November 25, 2025

RTM Transport: Dual RTC + RTM Voice Agent

Build a TEN agent that streams audio over Agora RTC while sending low-latency text/data over Agora RTM.

Shipping a real-time voice agent means keeping audio flowing while text and control messages move independently. The new rtm-transport example pairs Agora RTC for audio with Agora RTM for reliable data so you can keep STT -> LLM -> TTS fully duplex without blocking.

TL;DR -- The new rtm-transport example shows how to run Agora RTC (audio + data channel) and Agora RTM (messaging) together. It routes per-user audio with streamid_adapter, chunks outbound text with message_collector2, and keeps STT -> LLM -> TTS fully real-time.

Why this update matters

Dual transport: RTC handles audio while RTM carries text/data without blocking the audio pipeline.
Multi-user safe: streamid_adapter maps each RTC stream_id to a unique session_id, so ASR sessions do not collide.
Reliable messaging: message_collector2 chunks text to base64 and sends it via both RTC data channel and RTM with pacing.
Drop-in pipeline: STT -> LLM -> TTS stays real-time; you can swap providers in TMAN Designer.

Architecture at a glance

Agora RTC (incoming audio)
    -> streamid_adapter (stream_id -> session_id)
      -> STT
        -> LLM
          -> TTS
            -> Agora RTC (outgoing audio)
  
  message_collector2 ("message" input)
    -> chunk to base64
      -> RTC data channel
      -> Agora RTM emits rtm_message_event -> main_control

Key extensions: agora_rtc, agora_rtm, streamid_adapter, message_collector2, main_control.

Run it locally

cd ai_agents/agents/examples/rtm-transport
  
  # 1) Configure env vars (required)
  cat <<'EOF' > .env
  AGORA_APP_ID=your_agora_app_id_here
  AGORA_APP_CERTIFICATE=your_agora_certificate_here
  DEEPGRAM_API_KEY=your_deepgram_api_key_here
  OPENAI_API_KEY=your_openai_api_key_here
  OPENAI_MODEL=gpt-4o
  ELEVENLABS_TTS_KEY=your_elevenlabs_api_key_here
  EOF
  
  # Optional extras
  export OPENAI_PROXY_URL=...
  export WEATHERAPI_API_KEY=...
  
  # 2) Install & run
  task install
  task run

What you get:

Configuration highlights

agora_rtc: publish_audio, publish_data, stream_id (local), remote_stream_id (subscribe), optional app_certificate.
agora_rtm: channel, user_id, token, rtm_enabled flag.
message_collector2: chunks outbound text at ~40 ms intervals to keep latency low.
streamid_adapter: translates RTC stream_id into per-user session_id for ASR separation.
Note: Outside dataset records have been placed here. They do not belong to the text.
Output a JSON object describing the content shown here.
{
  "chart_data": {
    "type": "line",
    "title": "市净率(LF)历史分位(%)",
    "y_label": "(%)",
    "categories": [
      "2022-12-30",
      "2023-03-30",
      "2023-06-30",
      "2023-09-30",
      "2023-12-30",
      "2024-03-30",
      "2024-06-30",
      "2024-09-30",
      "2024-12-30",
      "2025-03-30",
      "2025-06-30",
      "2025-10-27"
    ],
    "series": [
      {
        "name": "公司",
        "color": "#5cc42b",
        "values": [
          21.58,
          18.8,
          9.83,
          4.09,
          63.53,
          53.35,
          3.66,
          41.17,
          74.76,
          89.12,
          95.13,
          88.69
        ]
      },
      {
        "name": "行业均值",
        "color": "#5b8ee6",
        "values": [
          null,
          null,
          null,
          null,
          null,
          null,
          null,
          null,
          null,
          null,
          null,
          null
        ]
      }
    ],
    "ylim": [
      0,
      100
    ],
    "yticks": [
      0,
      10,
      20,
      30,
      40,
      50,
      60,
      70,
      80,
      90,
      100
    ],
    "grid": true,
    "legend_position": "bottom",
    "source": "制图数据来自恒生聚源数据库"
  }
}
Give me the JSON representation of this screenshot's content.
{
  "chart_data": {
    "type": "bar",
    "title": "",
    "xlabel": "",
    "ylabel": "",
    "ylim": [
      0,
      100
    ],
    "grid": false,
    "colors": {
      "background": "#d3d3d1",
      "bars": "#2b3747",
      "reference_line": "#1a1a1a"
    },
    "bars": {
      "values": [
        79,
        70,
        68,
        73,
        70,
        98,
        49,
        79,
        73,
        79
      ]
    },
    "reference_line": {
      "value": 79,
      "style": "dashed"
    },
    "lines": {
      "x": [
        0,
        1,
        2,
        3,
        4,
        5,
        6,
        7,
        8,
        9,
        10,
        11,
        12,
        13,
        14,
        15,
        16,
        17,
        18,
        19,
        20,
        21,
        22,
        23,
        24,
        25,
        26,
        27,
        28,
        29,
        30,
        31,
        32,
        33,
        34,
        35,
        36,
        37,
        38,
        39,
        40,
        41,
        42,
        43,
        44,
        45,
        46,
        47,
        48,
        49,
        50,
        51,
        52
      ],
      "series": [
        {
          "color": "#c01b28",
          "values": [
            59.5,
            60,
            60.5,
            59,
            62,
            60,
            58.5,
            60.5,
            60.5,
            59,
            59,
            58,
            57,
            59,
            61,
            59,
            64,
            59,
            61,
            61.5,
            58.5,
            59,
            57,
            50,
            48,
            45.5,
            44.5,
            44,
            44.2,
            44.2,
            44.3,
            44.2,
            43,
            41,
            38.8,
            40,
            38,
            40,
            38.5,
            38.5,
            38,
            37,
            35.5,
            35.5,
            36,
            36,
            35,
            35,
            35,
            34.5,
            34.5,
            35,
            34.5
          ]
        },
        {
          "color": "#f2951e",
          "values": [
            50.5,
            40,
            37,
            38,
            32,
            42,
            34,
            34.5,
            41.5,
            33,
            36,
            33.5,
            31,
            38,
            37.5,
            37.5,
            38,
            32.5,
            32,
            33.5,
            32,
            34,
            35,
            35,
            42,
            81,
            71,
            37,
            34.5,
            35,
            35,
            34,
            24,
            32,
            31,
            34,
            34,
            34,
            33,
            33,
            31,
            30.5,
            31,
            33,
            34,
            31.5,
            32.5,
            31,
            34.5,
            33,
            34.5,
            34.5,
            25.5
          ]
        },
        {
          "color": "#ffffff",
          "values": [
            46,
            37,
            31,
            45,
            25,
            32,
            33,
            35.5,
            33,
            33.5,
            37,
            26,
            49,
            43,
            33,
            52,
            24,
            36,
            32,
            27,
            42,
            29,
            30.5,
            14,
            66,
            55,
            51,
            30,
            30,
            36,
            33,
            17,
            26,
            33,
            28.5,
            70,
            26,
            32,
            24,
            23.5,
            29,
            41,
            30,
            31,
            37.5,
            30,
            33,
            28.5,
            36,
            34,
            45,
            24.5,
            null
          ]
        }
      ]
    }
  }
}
Edit tenapp/property.json or use TMAN Designer (right-click extensions → Properties) to swap STT/LLM/TTS providers or change stream IDs.

When to use this pattern

Chat + voice apps that need low-latency text commands alongside audio.
Multi-speaker experiences where each RTC stream should map to its own ASR session.
Live streaming or gaming where RTM carries state/commands while RTC carries voice.
Collaborative tools combining voice chat with reliable data delivery.

Release as a Docker image

cd ai_agents
  docker build -f agents/examples/rtm-transport/Dockerfile -t rtm-transport-app .
  docker run --rm -it --env-file .env -p 8080:8080 -p 3000:3000 rtm-transport-app

Troubleshooting tips

No audio back? Verify remote_stream_id matches the publisher and publish_audio/subscribe_audio are true.
Missing RTM messages? Check rtm_enabled, user_id, and token; watch the rtm_message_event in logs.
Mixed-up transcripts? Confirm streamid_adapter is in the chain so each RTC stream gets its own session_id.